C. Pangalos (1), J.G. Lewis (2), J. Lejeune (1), S.E. Antonarakis (2).

Abstract form - American Society of Human Genetics ; Deadline for receipt: June 10, 1988


In order to investigate the parental origin of trisomy 21 in families with more than one child with free trisomy 21 , DNA polymorphism and cytogenetic analyses were performed.

Eight families with two or three trisomy 21 siblings per families were studied (families #01-#08). At least 100 blood lymphocytes from each parent were karyotyped. In only family #02 was mosaic of the paternal blood lymphocytes observed (3% trisomy 21 cells). DNA polymorphism analysis was performed in all members of these nuclear families using several single copy chromosome 21 specific DNA fragments as molecular probes. The parental origin of the additional chromosome 21 in all affected individuals has been determined. In each family the additional chromosome 21 in all affected siblings originated from the same parent. This result be explained by

(i) undetected mosaicism in the parent that contribued the additional chromosome 21 in more than offspring,

(ii) some unknown predisposing factor that causes recurrence of trisomy 21, or

( iii) chance alone. Undetected mosaicism (i) has been suggested to be the most common cause for multiple recurrence of trisomy 21 in siblings.

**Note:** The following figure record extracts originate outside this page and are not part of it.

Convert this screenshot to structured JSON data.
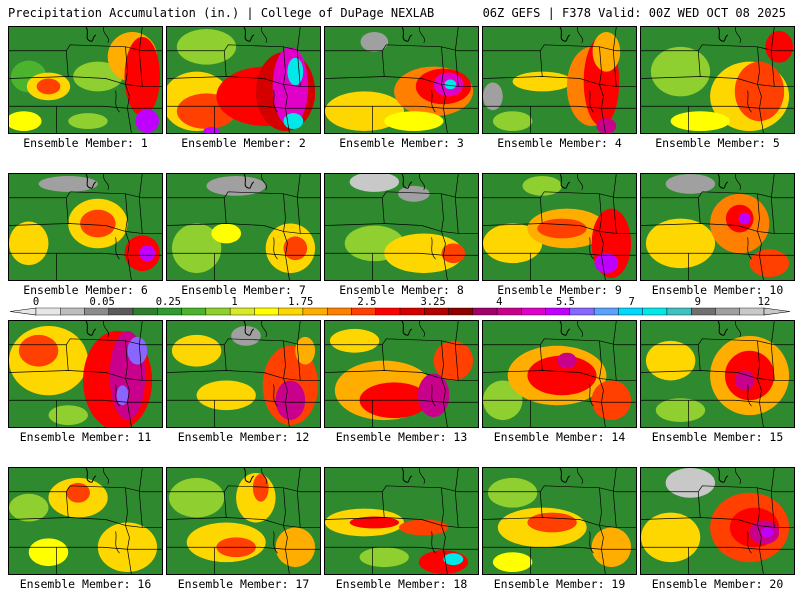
{
  "header": {
    "title_left": "Precipitation Accumulation (in.) | College of DuPage NEXLAB",
    "title_right": "06Z GEFS | F378 Valid: 00Z WED OCT 08 2025"
  },
  "legend": {
    "labels": [
      "0",
      "0.05",
      "0.25",
      "1",
      "1.75",
      "2.5",
      "3.25",
      "4",
      "5.5",
      "7",
      "9",
      "12"
    ],
    "colors": [
      "#e6e6e6",
      "#bdbdbd",
      "#8c8c8c",
      "#5a5a5a",
      "#2f7f2f",
      "#2f9a2f",
      "#4cb32f",
      "#8fcf2f",
      "#d8e82a",
      "#ffff00",
      "#ffd700",
      "#ffae00",
      "#ff8000",
      "#ff4000",
      "#ff0000",
      "#d40000",
      "#b00000",
      "#8c0000",
      "#a0006a",
      "#c8008c",
      "#e000c8",
      "#c000ff",
      "#8866ff",
      "#5aa0ff",
      "#00d8ff",
      "#00e8e8",
      "#40c0c0",
      "#707070",
      "#a0a0a0",
      "#c8c8c8"
    ]
  },
  "panels": [
    {
      "label": "Ensemble Member: 1"
    },
    {
      "label": "Ensemble Member: 2"
    },
    {
      "label": "Ensemble Member: 3"
    },
    {
      "label": "Ensemble Member: 4"
    },
    {
      "label": "Ensemble Member: 5"
    },
    {
      "label": "Ensemble Member: 6"
    },
    {
      "label": "Ensemble Member: 7"
    },
    {
      "label": "Ensemble Member: 8"
    },
    {
      "label": "Ensemble Member: 9"
    },
    {
      "label": "Ensemble Member: 10"
    },
    {
      "label": "Ensemble Member: 11"
    },
    {
      "label": "Ensemble Member: 12"
    },
    {
      "label": "Ensemble Member: 13"
    },
    {
      "label": "Ensemble Member: 14"
    },
    {
      "label": "Ensemble Member: 15"
    },
    {
      "label": "Ensemble Member: 16"
    },
    {
      "label": "Ensemble Member: 17"
    },
    {
      "label": "Ensemble Member: 18"
    },
    {
      "label": "Ensemble Member: 19"
    },
    {
      "label": "Ensemble Member: 20"
    }
  ]
}
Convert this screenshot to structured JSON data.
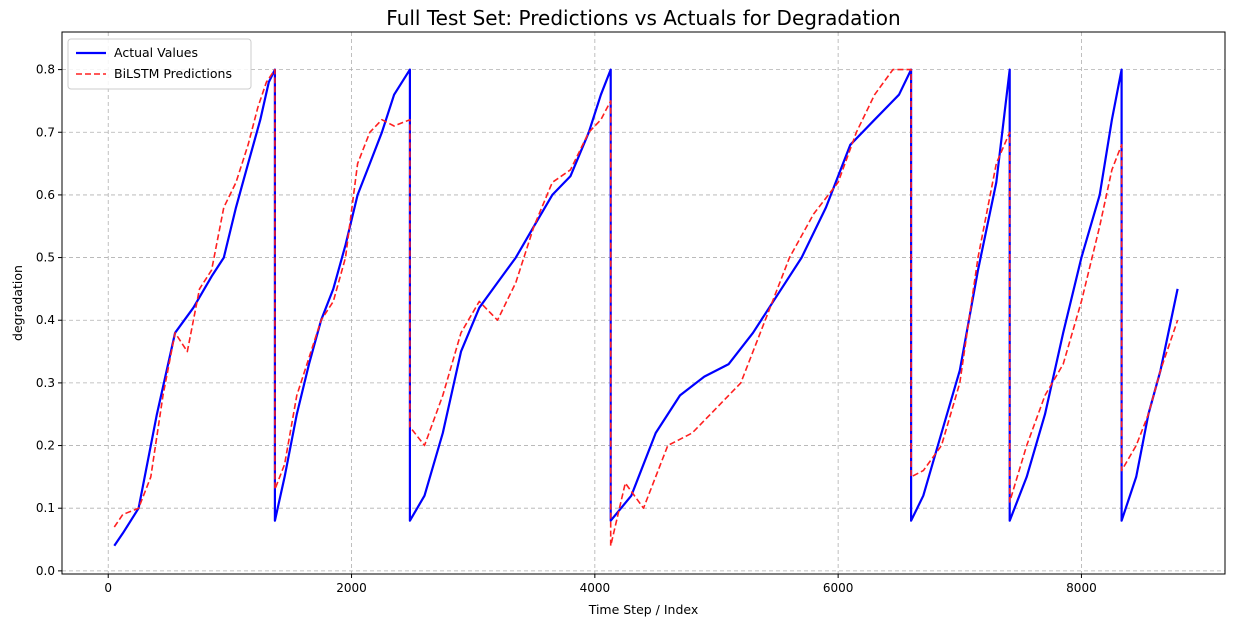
{
  "chart_data": {
    "type": "line",
    "title": "Full Test Set: Predictions vs Actuals for Degradation",
    "xlabel": "Time Step / Index",
    "ylabel": "degradation",
    "xlim": [
      -380,
      9180
    ],
    "ylim": [
      -0.005,
      0.86
    ],
    "xticks": [
      0,
      2000,
      4000,
      6000,
      8000
    ],
    "xtick_labels": [
      "0",
      "2000",
      "4000",
      "6000",
      "8000"
    ],
    "yticks": [
      0.0,
      0.1,
      0.2,
      0.3,
      0.4,
      0.5,
      0.6,
      0.7,
      0.8
    ],
    "ytick_labels": [
      "0.0",
      "0.1",
      "0.2",
      "0.3",
      "0.4",
      "0.5",
      "0.6",
      "0.7",
      "0.8"
    ],
    "grid": true,
    "legend_position": "upper-left",
    "series": [
      {
        "name": "Actual Values",
        "color": "#0000ff",
        "style": "solid",
        "x": [
          50,
          120,
          250,
          400,
          550,
          700,
          850,
          950,
          1050,
          1150,
          1250,
          1320,
          1370,
          1370,
          1450,
          1550,
          1650,
          1750,
          1850,
          1950,
          2050,
          2150,
          2250,
          2350,
          2480,
          2480,
          2600,
          2750,
          2900,
          3050,
          3200,
          3350,
          3500,
          3650,
          3800,
          3950,
          4050,
          4130,
          4130,
          4300,
          4500,
          4700,
          4900,
          5100,
          5300,
          5500,
          5700,
          5900,
          6100,
          6300,
          6500,
          6600,
          6600,
          6700,
          6850,
          7000,
          7150,
          7300,
          7410,
          7410,
          7550,
          7700,
          7850,
          8000,
          8150,
          8250,
          8330,
          8330,
          8450,
          8550,
          8650,
          8790
        ],
        "values": [
          0.04,
          0.06,
          0.1,
          0.25,
          0.38,
          0.42,
          0.47,
          0.5,
          0.58,
          0.65,
          0.72,
          0.78,
          0.8,
          0.08,
          0.15,
          0.25,
          0.33,
          0.4,
          0.45,
          0.52,
          0.6,
          0.65,
          0.7,
          0.76,
          0.8,
          0.08,
          0.12,
          0.22,
          0.35,
          0.42,
          0.46,
          0.5,
          0.55,
          0.6,
          0.63,
          0.7,
          0.76,
          0.8,
          0.08,
          0.12,
          0.22,
          0.28,
          0.31,
          0.33,
          0.38,
          0.44,
          0.5,
          0.58,
          0.68,
          0.72,
          0.76,
          0.8,
          0.08,
          0.12,
          0.22,
          0.32,
          0.48,
          0.62,
          0.8,
          0.08,
          0.15,
          0.25,
          0.38,
          0.5,
          0.6,
          0.72,
          0.8,
          0.08,
          0.15,
          0.25,
          0.32,
          0.45
        ]
      },
      {
        "name": "BiLSTM Predictions",
        "color": "#ff2020",
        "style": "dashed",
        "x": [
          50,
          120,
          250,
          350,
          450,
          550,
          650,
          750,
          850,
          950,
          1050,
          1150,
          1230,
          1300,
          1370,
          1370,
          1450,
          1550,
          1650,
          1750,
          1850,
          1950,
          2050,
          2150,
          2250,
          2350,
          2480,
          2480,
          2600,
          2750,
          2900,
          3050,
          3200,
          3350,
          3500,
          3650,
          3800,
          3950,
          4050,
          4130,
          4130,
          4250,
          4400,
          4600,
          4800,
          5000,
          5200,
          5400,
          5600,
          5800,
          6000,
          6150,
          6300,
          6450,
          6600,
          6600,
          6700,
          6850,
          7000,
          7150,
          7300,
          7410,
          7410,
          7550,
          7700,
          7850,
          8000,
          8150,
          8250,
          8330,
          8330,
          8450,
          8550,
          8650,
          8790
        ],
        "values": [
          0.07,
          0.09,
          0.1,
          0.15,
          0.28,
          0.38,
          0.35,
          0.45,
          0.48,
          0.58,
          0.62,
          0.68,
          0.74,
          0.78,
          0.8,
          0.13,
          0.17,
          0.28,
          0.34,
          0.4,
          0.43,
          0.5,
          0.65,
          0.7,
          0.72,
          0.71,
          0.72,
          0.23,
          0.2,
          0.28,
          0.38,
          0.43,
          0.4,
          0.46,
          0.55,
          0.62,
          0.64,
          0.7,
          0.72,
          0.75,
          0.04,
          0.14,
          0.1,
          0.2,
          0.22,
          0.26,
          0.3,
          0.4,
          0.5,
          0.57,
          0.62,
          0.7,
          0.76,
          0.8,
          0.8,
          0.15,
          0.16,
          0.2,
          0.3,
          0.5,
          0.65,
          0.7,
          0.11,
          0.2,
          0.28,
          0.33,
          0.43,
          0.55,
          0.64,
          0.68,
          0.16,
          0.2,
          0.25,
          0.32,
          0.4
        ]
      }
    ]
  }
}
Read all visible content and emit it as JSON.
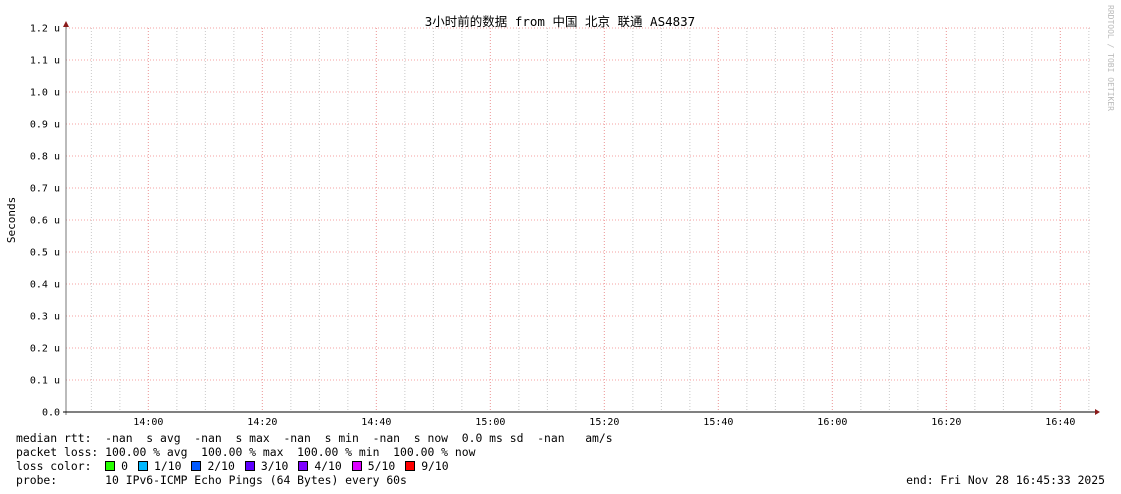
{
  "chart_data": {
    "type": "line",
    "title": "3小时前的数据 from 中国 北京 联通 AS4837",
    "ylabel": "Seconds",
    "xlabel": "",
    "ylim": [
      0,
      1.2
    ],
    "yunit": "u",
    "y_ticks": [
      "0.0",
      "0.1 u",
      "0.2 u",
      "0.3 u",
      "0.4 u",
      "0.5 u",
      "0.6 u",
      "0.7 u",
      "0.8 u",
      "0.9 u",
      "1.0 u",
      "1.1 u",
      "1.2 u"
    ],
    "xlim": [
      "13:45:33",
      "16:45:33"
    ],
    "x_ticks": [
      "14:00",
      "14:20",
      "14:40",
      "15:00",
      "15:20",
      "15:40",
      "16:00",
      "16:20",
      "16:40"
    ],
    "grid": true,
    "series": [],
    "watermark": "RRDTOOL / TOBI OETIKER"
  },
  "legend": {
    "median_rtt": "median rtt:  -nan  s avg  -nan  s max  -nan  s min  -nan  s now  0.0 ms sd  -nan   am/s",
    "packet_loss": "packet loss: 100.00 % avg  100.00 % max  100.00 % min  100.00 % now",
    "loss_color_label": "loss color:",
    "loss_colors": [
      {
        "label": "0",
        "color": "#26ff00"
      },
      {
        "label": "1/10",
        "color": "#00b8ff"
      },
      {
        "label": "2/10",
        "color": "#0059ff"
      },
      {
        "label": "3/10",
        "color": "#5e00ff"
      },
      {
        "label": "4/10",
        "color": "#7e00ff"
      },
      {
        "label": "5/10",
        "color": "#dd00ff"
      },
      {
        "label": "9/10",
        "color": "#ff0000"
      }
    ],
    "probe": "probe:       10 IPv6-ICMP Echo Pings (64 Bytes) every 60s",
    "end": "end: Fri Nov 28 16:45:33 2025"
  }
}
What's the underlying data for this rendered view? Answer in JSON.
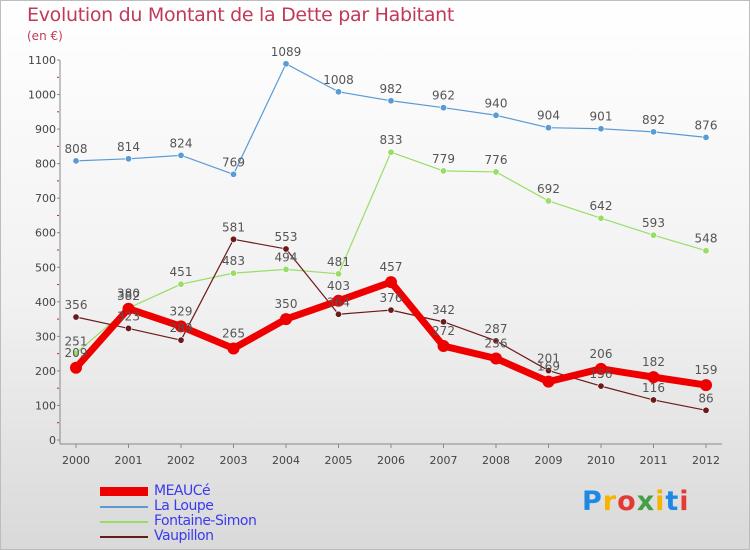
{
  "title": "Evolution du Montant de la Dette par Habitant",
  "unit": "(en €)",
  "logo_text": "Proxiti",
  "chart_data": {
    "type": "line",
    "x": [
      "2000",
      "2001",
      "2002",
      "2003",
      "2004",
      "2005",
      "2006",
      "2007",
      "2008",
      "2009",
      "2010",
      "2011",
      "2012"
    ],
    "ylim": [
      0,
      1100
    ],
    "yticks": [
      0,
      100,
      200,
      300,
      400,
      500,
      600,
      700,
      800,
      900,
      1000,
      1100
    ],
    "grid": false,
    "legend_position": "bottom-left",
    "series": [
      {
        "name": "MEAUCé",
        "color": "#ee0000",
        "values": [
          209,
          380,
          329,
          265,
          350,
          403,
          457,
          272,
          236,
          169,
          206,
          182,
          159
        ]
      },
      {
        "name": "La Loupe",
        "color": "#5b9bd5",
        "values": [
          808,
          814,
          824,
          769,
          1089,
          1008,
          982,
          962,
          940,
          904,
          901,
          892,
          876
        ]
      },
      {
        "name": "Fontaine-Simon",
        "color": "#99dd66",
        "values": [
          251,
          382,
          451,
          483,
          494,
          481,
          833,
          779,
          776,
          692,
          642,
          593,
          548
        ]
      },
      {
        "name": "Vaupillon",
        "color": "#6b1a1a",
        "values": [
          356,
          323,
          289,
          581,
          553,
          364,
          376,
          342,
          287,
          201,
          156,
          116,
          86
        ]
      }
    ]
  }
}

Three additional families (#09-#11) with two trisom 21 individuals who are second or third degree relatives were also studied. The results from DNA polymorphism analysis showed that the parents in whom the nondis junctions had occurred were not family relatives and, therefore, the finding of two trisomy 21 individuals in the pedigrees is attributed to chance.

In summary, the extra chromosome 21 originated in the same parent in families with two or more siblings with trisomy 21; however, in families with two non-first degree relatives with trisomy 21 the parents responsible for the trisomy were not blood relatives.